MoDOT officials said an economic impact study of the Missouri River Runner found the service generates more than $200 million in annual economic impact in Missouri. It also supports more than 1,250 jobs in communities at the stops across the state: Kirkwood, Washington, Hermann, Jefferson City, Sedalia, Warrensburg, Lee’s Summit and Independence, in addition to Kansas City Union Station and St. Louis Gateway Station.
In fiscal year 2021, MoDOT received $8 million in state support for the River Runner service. Amtrak employs 78 people statewide, amounting to approximately $7.5 million in labor income.
McKenna said they have a commitment to retain the Amtrak service that was made when additional stops were created along the River Runner line years ago.

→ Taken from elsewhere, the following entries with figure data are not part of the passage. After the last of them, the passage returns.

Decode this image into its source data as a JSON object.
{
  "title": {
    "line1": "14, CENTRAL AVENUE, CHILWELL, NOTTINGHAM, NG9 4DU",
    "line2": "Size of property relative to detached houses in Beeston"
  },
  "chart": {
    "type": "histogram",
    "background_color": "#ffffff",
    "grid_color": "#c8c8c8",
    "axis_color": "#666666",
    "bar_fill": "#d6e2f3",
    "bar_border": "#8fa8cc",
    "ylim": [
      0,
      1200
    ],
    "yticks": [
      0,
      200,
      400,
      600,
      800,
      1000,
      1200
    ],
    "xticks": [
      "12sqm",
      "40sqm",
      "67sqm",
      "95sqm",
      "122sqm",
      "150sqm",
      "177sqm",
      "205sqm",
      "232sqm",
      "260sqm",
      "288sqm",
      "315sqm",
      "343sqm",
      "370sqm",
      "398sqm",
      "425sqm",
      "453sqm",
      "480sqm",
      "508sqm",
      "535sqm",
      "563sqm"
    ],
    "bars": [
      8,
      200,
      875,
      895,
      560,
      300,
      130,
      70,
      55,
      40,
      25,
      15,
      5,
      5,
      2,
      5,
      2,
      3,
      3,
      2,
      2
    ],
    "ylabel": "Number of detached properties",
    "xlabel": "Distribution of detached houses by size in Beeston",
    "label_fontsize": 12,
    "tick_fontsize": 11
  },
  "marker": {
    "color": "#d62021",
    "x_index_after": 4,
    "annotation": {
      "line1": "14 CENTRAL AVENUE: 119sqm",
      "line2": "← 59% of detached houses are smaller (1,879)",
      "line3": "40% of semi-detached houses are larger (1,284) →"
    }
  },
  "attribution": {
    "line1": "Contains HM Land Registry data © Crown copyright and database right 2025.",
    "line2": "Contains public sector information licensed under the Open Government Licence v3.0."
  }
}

He said they were only part-way through the multi-decade deal which had $50 million to pay capital costs for improvements to the rail line and stations. He said they still owe about $30 million.
“We hope there won’t be too much of a break, and I hope we could see the second-daily round trips resume sometime in March,” Bruckerhoff said. “So many people have begun to realize how easy it is to travel to Hermannn, Jefferson City, or any one of the other stops along the route and not have to worry about driving.”
Last fall, Jefferson City, Hermann, Sedalia and Washington all used some grant monies from the Division of Tourism to promote bike riding on the Katy Trail and riding Amtrak to get back to wherever your starting place on the trail might be since the River Runner route follows much of trail.
“There’s still many Missourians who are just getting introduced to Amtrak,” Bruckerhoff said. “We have people come to Hermann from Rolla and Mexico and find out they can ride east or west of us to do more exploring. I think we’ve just begun to get more ideas to promote Amtrak and the opportunities it can provide.”
McKenna said bringing the second cross-state trains back into service would not be as easy as some might think.
“There are labor and schedule constraints that have to be taken into account,” McKenna said. “If the legislators were to be willing to give more funding, that also would take time to get in place. The normal legislative process would mean we couldn’t start the second train until July 1, maybe a few months earlier if we got a supplemental
“We’d prefer to start on July 1 because those last six months of the year are when we’re seeing more people traveling so there are more tourism opportunities,” McKenna added.
He also said using ARP funding again to help get the second train back has been on the mind of some lawmakers who are directly affected along the River Runner route.
“But I can’t read the will of the Legislature,” he said. “Amtrak is also looking at using federal funds approved for infrastructure needs to expand passenger rail service in parts of country, but that would require support.”